Muchos supusieron así, dramática, la aparición del cine a principios del siglo pasado, arte que alejaba al actor en vivo del espectador, sustituyendo al teatro por imágenes llenas de frialdad y sin alma. Y sin embargo, el séptimo arte se ha impuesto con todo su poder de transmisión de los más entrañables valores y sentimientos humanos, aportando además la posibilidad de que más gente pueda compartirlos (sin desterrar al teatro, por cierto, que insiste en no acabarse).

¿Qué se pierde entre las formas en que enseñaban aquellos maestros de la antigüedad y lo que sucede ahora?

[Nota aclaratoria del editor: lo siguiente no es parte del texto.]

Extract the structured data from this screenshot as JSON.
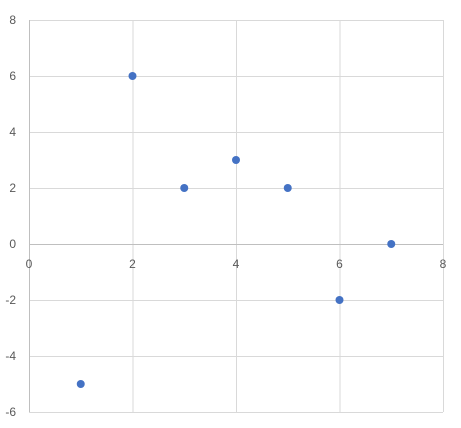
{
  "chart_data": {
    "type": "scatter",
    "title": "",
    "xlabel": "",
    "ylabel": "",
    "xlim": [
      0,
      8
    ],
    "ylim": [
      -6,
      8
    ],
    "x_ticks": [
      0,
      2,
      4,
      6,
      8
    ],
    "y_ticks": [
      -6,
      -4,
      -2,
      0,
      2,
      4,
      6,
      8
    ],
    "x_tick_labels": [
      "0",
      "2",
      "4",
      "6",
      "8"
    ],
    "y_tick_labels": [
      "-6",
      "-4",
      "-2",
      "0",
      "2",
      "4",
      "6",
      "8"
    ],
    "grid": true,
    "legend": "none",
    "series": [
      {
        "color": "#4472c4",
        "x": [
          1,
          2,
          3,
          4,
          5,
          6,
          7
        ],
        "y": [
          -5,
          6,
          2,
          3,
          2,
          -2,
          0
        ]
      }
    ]
  }
}
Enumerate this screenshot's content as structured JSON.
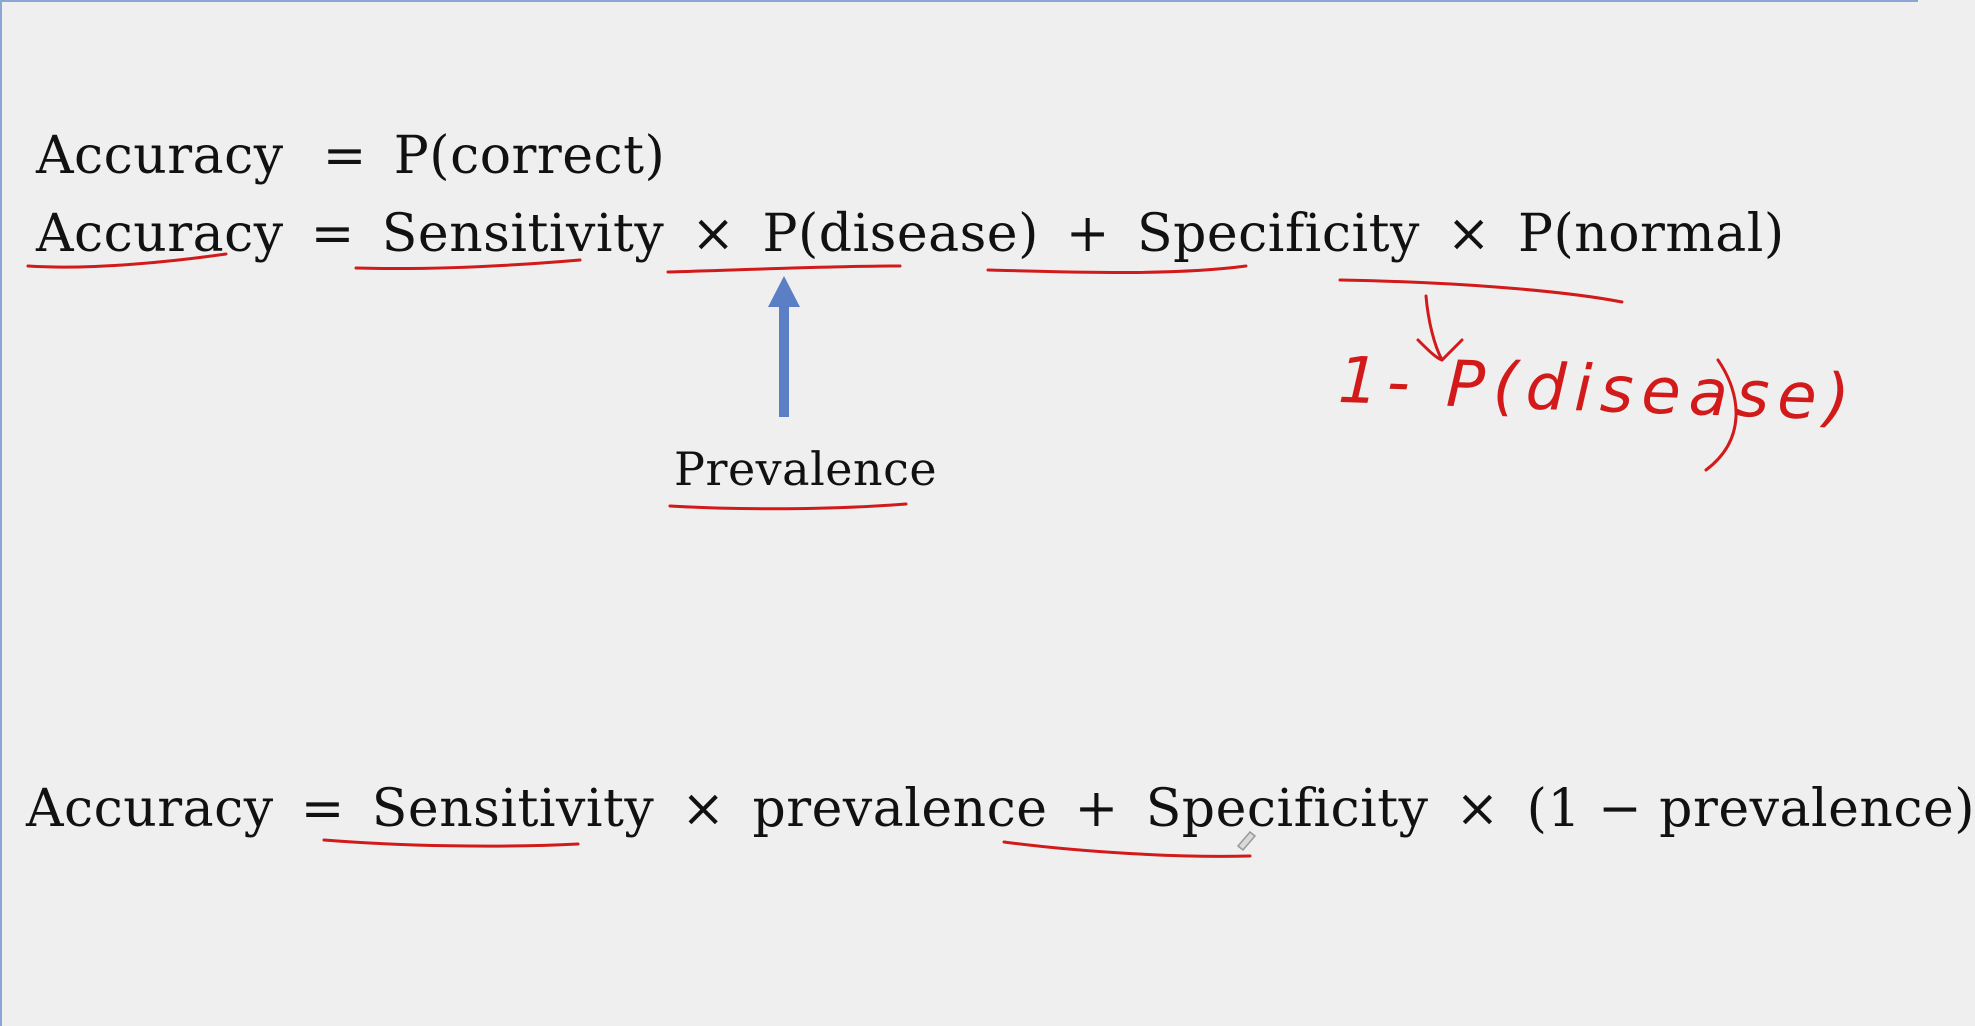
{
  "equations": {
    "line1": {
      "lhs": "Accuracy",
      "eq": "=",
      "rhs": "P(correct)"
    },
    "line2": {
      "lhs": "Accuracy",
      "eq": "=",
      "t1": "Sensitivity",
      "times1": "×",
      "t2": "P(disease)",
      "plus": "+",
      "t3": "Specificity",
      "times2": "×",
      "t4": "P(normal)"
    },
    "line3": {
      "lhs": "Accuracy",
      "eq": "=",
      "t1": "Sensitivity",
      "times1": "×",
      "t2": "prevalence",
      "plus": "+",
      "t3": "Specificity",
      "times2": "×",
      "t4": "(1 − prevalence)"
    }
  },
  "annotations": {
    "prevalence_label": "Prevalence",
    "handwritten_note": "1- P(disease)"
  },
  "colors": {
    "background": "#efefef",
    "text": "#111111",
    "ink_red": "#d21a1a",
    "arrow_blue": "#5b7fc4"
  }
}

La gran preocupación, que al parecer no es nada nueva, es que ocurra la tan temida prevalencia de la mente sobre el cuerpo y desaparezca el contacto humano; que dejemos de vernos en persona, que abandonemos las caricias, la presencia física, la voz viva que hace vibrar el aire, la posibilidad de tocar al otro, de olerlo; que los hijos dejen de estar presentes (cada vez a edades menos avanzadas), que la educación salte de las manos de los papás y se convierta en privilegio de los medios electrónicos; que los valores se estandaricen, dejando afuera toda originalidad, todo criterio personal y toda tradición; que la comunicación se mediatice, la presencia se digitalice, el cuerpo se abandone, la sensualidad pase de moda y poco a poco se realice la horrenda fantasía de seres humanos de cabeza hiperdesarrollada y cuerpecito atrofiado, en quienes ni las manos sean útiles porque el dominio de los aparatos se realice mediante implantes cerebrales electrónicos. No pocas mentes reflexivas relacionan este feo panorama con el abandono de lo natural, la tecnologización y robotización del entorno, la indiferencia por el medio ambiente, el deterioro ecológico y la extinción de las especies.

¿Desaparecerá el amor? ¿Todo se volverá frío e insensible como los materiales de que están hechos los equipos electrónicos? Recapitulo: ¿se volvió frío el espectáculo escénico cuando se convirtió en cine, se volvió fría la voz cuando se trasladó a la escritura, se enfrío la música cuando surgió la radio y todos los reproductores de sonido, se enfriaron las relaciones familiares cuando el espacio común de la vivienda se dividió en compartimentos privados y aparecieron las puertas y recámaras? ¿Se enfría el amor cuando en vez de expresarlo con contacto físico se dice “Te amo” o, peor, se escribe esto en una carta, o más recientemente en un WhatsApp (por no hablar de sintetizarlo en el emoji de un corazón)? ¿Se banaliza de verdad?

Cambia, sí, eso es cierto. Al parecer, los cursos en línea pueden ser tan buenos o malos, tan edificantes o nocivos, tan estimulantes o aburridos como lo sea el compromiso, el afecto y la preparación que invierta en ellos el equipo de producción, convertido en un verdadero profesor colectivo responsable ahora de la puesta en escena del entramado pedagógico. Lo cierto es que, igual que siempre, estos productores/maestros tienen hoy todos los recursos para hacer de sus clases en línea eventos inútiles y tediosos o verdaderas obras de arte mediante las cuales transmitir toda la mística del conocimiento y del espíritu humano.

Siempre hay pretextos para quien no lo logra, y acusar a las pantallas electrónicas de barreras infranqueables es uno muy bueno. Pero la responsabilidad última sigue estando en quien se dice “maestro” y se atreve a educar y a enseñar algo a alguien.